The researchers did not see any significant effects on hospitalizations, courses of corticosteroids or antibiotics from polymorphisms at codon 27 of the ADRB2 gene.

“The majority of researchers focus on the bronchodilator effect brought by the activation of the beta-2-adrenoreceptors, with less emphasis on the facts that these receptors are also involved in the inhibition of mast cell degranulation, chemotaxis, adhesion and activation of leukocytes, as well as in the improvement of mucociliary clearance of respiratory epithelium,” the authors wrote.

“The results of these studies confirmed that the Arg/Arg genotype at codon 16 predisposes patients to clinically more severe manifestation of obstructive respiratory disorders.”

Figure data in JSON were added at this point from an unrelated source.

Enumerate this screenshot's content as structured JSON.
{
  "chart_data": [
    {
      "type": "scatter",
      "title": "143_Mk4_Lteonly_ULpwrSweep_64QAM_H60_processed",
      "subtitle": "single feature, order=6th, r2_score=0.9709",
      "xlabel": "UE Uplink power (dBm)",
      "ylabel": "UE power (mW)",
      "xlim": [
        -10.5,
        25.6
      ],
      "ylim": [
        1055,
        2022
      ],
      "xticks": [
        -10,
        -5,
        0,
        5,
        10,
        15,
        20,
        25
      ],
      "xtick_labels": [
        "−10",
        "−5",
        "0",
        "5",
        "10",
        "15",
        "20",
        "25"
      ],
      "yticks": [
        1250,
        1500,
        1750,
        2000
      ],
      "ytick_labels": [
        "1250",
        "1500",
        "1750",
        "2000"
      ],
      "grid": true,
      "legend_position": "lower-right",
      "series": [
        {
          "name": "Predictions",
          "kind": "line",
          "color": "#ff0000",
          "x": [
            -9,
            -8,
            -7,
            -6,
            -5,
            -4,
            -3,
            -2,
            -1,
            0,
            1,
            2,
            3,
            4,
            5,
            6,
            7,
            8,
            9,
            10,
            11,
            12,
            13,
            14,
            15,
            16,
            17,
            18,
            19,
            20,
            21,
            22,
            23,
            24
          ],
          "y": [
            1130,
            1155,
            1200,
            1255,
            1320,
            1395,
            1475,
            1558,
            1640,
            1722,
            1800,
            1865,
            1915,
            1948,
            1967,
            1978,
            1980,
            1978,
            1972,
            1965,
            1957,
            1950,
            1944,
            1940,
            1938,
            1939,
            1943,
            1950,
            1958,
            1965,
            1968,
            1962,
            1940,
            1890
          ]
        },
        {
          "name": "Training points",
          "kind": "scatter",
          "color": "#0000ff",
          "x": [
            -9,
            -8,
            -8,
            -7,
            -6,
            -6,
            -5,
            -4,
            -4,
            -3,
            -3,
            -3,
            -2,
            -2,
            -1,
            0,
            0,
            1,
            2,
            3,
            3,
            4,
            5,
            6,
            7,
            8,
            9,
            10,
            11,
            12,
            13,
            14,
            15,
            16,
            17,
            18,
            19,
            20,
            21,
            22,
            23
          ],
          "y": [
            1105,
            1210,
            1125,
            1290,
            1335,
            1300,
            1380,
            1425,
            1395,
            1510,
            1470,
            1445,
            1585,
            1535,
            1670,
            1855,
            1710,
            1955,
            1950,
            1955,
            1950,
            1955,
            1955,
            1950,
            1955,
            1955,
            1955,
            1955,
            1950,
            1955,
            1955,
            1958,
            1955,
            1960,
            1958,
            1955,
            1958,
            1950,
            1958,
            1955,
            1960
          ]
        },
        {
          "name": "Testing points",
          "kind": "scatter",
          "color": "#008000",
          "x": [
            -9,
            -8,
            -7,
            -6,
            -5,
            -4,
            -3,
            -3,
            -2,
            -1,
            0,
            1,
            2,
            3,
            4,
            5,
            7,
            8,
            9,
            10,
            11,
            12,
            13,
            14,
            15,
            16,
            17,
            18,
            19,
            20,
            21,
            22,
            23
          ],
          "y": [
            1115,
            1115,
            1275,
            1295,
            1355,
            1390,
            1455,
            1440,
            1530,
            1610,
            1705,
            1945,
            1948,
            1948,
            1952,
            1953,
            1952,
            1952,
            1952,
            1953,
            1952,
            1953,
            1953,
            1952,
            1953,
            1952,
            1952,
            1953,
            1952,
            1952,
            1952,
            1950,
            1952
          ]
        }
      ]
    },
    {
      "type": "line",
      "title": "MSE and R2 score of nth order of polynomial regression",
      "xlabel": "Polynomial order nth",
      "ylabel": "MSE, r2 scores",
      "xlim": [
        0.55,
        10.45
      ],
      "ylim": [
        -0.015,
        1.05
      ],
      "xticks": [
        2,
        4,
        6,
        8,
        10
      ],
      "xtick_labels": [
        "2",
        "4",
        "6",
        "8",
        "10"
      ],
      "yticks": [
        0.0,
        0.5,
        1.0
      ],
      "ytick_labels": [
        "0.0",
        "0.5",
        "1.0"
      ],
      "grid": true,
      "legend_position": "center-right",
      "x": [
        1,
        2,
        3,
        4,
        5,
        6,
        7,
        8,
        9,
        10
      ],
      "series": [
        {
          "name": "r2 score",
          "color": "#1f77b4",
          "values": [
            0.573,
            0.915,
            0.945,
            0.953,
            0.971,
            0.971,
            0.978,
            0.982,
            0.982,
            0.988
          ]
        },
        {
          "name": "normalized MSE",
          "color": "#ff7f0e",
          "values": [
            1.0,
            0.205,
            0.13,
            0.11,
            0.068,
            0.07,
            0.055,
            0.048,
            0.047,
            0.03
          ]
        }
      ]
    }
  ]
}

The authors noted that the differences in the effect of genetic polymorphisms in the ADRB2 gene could also be the result of differences in the use of inhaled glucocorticoids, as these can prevent the desensitization of the beta-2-adrenoreceptor.

Previous research has found that nonusage of inhaled glucocorticoids in asthma patients with the Arg/Arg phenotype is associated with a twofold greater odds of uncontrolled asthma, when compared with patients with the Gly/Gly phenotype.

While patients with asthma are recommended to have inhaled glucocorticoids in conjunction with beta-2-mimetics, a considerable fraction of patients with COPD would not be administered glucocorticoids.

“Therefore, it cannot be excluded that a more severe course of asthma and COPD in patients with [the] Arg/Arg genotype of [the] ADRB2 gene at codon 16 does not result solely from the polymorphism itself, but also from the lack of [inhaled glucocorticoids].”

The Ministry of Science and Education supported the study. No conflicts of interest were declared.